The problem with this practice is that it costs the lender money every time a mortgage originator doesn’t deliver a promised loan. This cost ultimately gets passed onto everybody else in the form of increased rates.
It is nice to see that some lenders are now cutting these originators off from their source of funds and helping the good originators as a result. I applaud the efforts of Provident Funding. Let the originators that manipulate loopholes on a regular basis go work with lenders that will put up with it. The J. Berman Group customers shouldn’t have to pay more because others try to beat the system for their own benefit.
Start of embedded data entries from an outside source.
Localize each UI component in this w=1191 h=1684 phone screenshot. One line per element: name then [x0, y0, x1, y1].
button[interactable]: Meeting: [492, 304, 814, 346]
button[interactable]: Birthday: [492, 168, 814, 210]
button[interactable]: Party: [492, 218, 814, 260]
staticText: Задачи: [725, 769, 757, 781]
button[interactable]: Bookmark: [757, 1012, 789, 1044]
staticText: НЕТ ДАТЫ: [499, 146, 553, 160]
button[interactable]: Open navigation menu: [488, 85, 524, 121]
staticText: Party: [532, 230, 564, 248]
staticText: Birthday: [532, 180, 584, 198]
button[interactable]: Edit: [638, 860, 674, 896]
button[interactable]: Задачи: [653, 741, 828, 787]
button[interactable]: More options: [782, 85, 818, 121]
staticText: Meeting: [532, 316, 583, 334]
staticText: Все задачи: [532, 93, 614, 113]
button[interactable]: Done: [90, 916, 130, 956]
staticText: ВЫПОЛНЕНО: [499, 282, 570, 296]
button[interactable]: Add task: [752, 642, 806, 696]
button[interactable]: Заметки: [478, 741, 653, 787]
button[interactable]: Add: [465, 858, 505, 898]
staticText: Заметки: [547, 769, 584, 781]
Here is the explanation from Provident.
Controlling our costs is a major factor enabling Provident Funding to remain “the industry price leader”. When we commit a fixed price to you for a specific time period, we must honor that price. We take interest rate risk to guarantee to you a price we may not be able to secure in the market when we sell your loan. Managing that risk can be costly if an account fails to keep their commitment to close the loan with us.
Logically then, Provident Funding places a great deal of importance on closing every locked loan within the agreed upon time period so we monitor our accounts locked fallout.
Fallout = loans that an account locks and subsequently does not fund with us.
Effective immediately Provident Funding is terminating all Tier 3 accounts in accordance with our philosophy and agreement with you.